On Mar 20, 2010, at 1:06 PM, csev wrote:

> Anthony,
> 
> I think the fallacy in all of this discussion is that somehow there is a strong feeling in the community that "Static Covers Must Be Removed" - just having a Confluence page that says "Best practice is removing static covers" does not a mandate make.  Does this mean that if I log into the confluence page and edit the text to say "Static covers are best practice" - that the community intent changes?  Perhaps I should do that and then cite my page as "a mandate".
> 
> The very fact that the discussion goes round and round suggests that the community is not in agreement and the different people have different trade-offs.
> 
> Your proposed "compromise" is not a compromise at all - it lets the anti-cover faction "win" over the "anti-anti-cover" faction.
> 
> I think that the real compromise is to do everything that MT folks want to do *except* marking them as deprecated and then making the deprecation decision later after the MT has a lot of experience in "static cover cleanup" - perhaps they will tire of the game after they see how much cleaner static covers are than Spring + Setters.
> 
> All that marking them as deprecated immediately does makes the long-suffering anti-cover folks feel they have a "moral victory" that does not really improve anything at the cost of increasing pain for everyone else who is stuck either investing effort in changing their code or learning to ignore lots of deprecation warnings.
> 
> Probably the thing that bothers me off the most is when the MT comes through my code and removes an elegant single line import of a cover and replaces it with 25 lines of setter, getter, and comments and adds 10 lines of XML in some obscure file - and after they are done and have left with a smug sense of accomplishment - I have to maintain that brittle and ugly code.
> 
> The other thing that such a useless re-factor does is makes it increasingly difficult for folks on earlier versions of Sakai to pull current Sakai code back into those earlier branches.
> 
> But like with all these "patriotic" proposals, conservative "maintain the status quo" arguments to minimize pain and wasted effort always lose against "patriotic pro-glorious-future" arguments and I will just grumble and be forced to follow along. :) 
> 
> /Chuck
> 
> On Mar 20, 2010, at 10:02 AM, Anthony Whyte wrote:
> 
>> The all-or-nothing cast to this discussion is going to lead us nowhere fast.  I put forward a compromise proposal on 17 March and echoed by David Haines on the 19th that offers us incremental, case-by-case approach.  It recognizes that there may be times when a static cover needs to be sacrificed in the interests of providing unit tests that help strengthen the bug fix validation and verification process.
>> 
>> Ensuring that core production code is stable, reliable, maintainable and defect free (to the best of our abilities) trumps, in my view, (inexperienced) developer conveniences or local/contrib implementation decisions.  That said, as Stephen Marquard has pointed out, deprecating and then removing static covers wholesale could well impose extra costs on schools required to refactor static covers out of their local/contrib code.  This needs to be recognized but should not impose an absolute blocker on static cover removal.
>> 
>> So, 
>> 
>> 1.  Deprecate static covers in trunk/2.7.x (this at least provides a Javadoc warning that a cover might in future be removed)

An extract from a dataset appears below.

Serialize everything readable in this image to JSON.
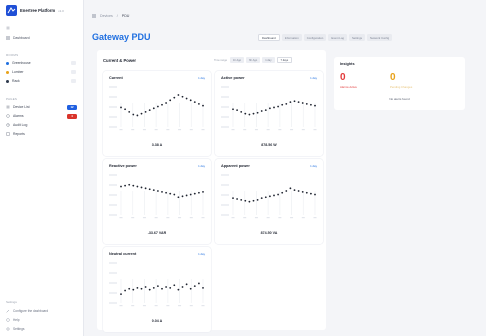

>> 2.  Add further documentation in Confluence regarding Sakai developer best practices with respect to covers.
>> 3.  Address any static cover removal question on a case-by-case basis in Jira and on list (perhaps limited to blocker/critical issues).  
>> 4.  If a static cover removal is justified, do it.
>> 
>> Cheers,
>> 
>> Anth
>> 
>> 
>>> COMPROMISE PROPOSAL (17 March)
>>> I'd like to see static covers eventually removed (so +1) but recognize that the current crowd wisdom appears to consider this desire, well, unwise.  Still, I'd like to suggest a compromise proposal, one that permits the removal of a static cover whenever it impedes the implementation of unit tests written in support of a bug fix.  Extension of 2.x unit test coverage is work that meets a long standing yet largely unrealized goal of the Sakai Community.  Suspending such work because one finds a static cover in the way appears to me unwise.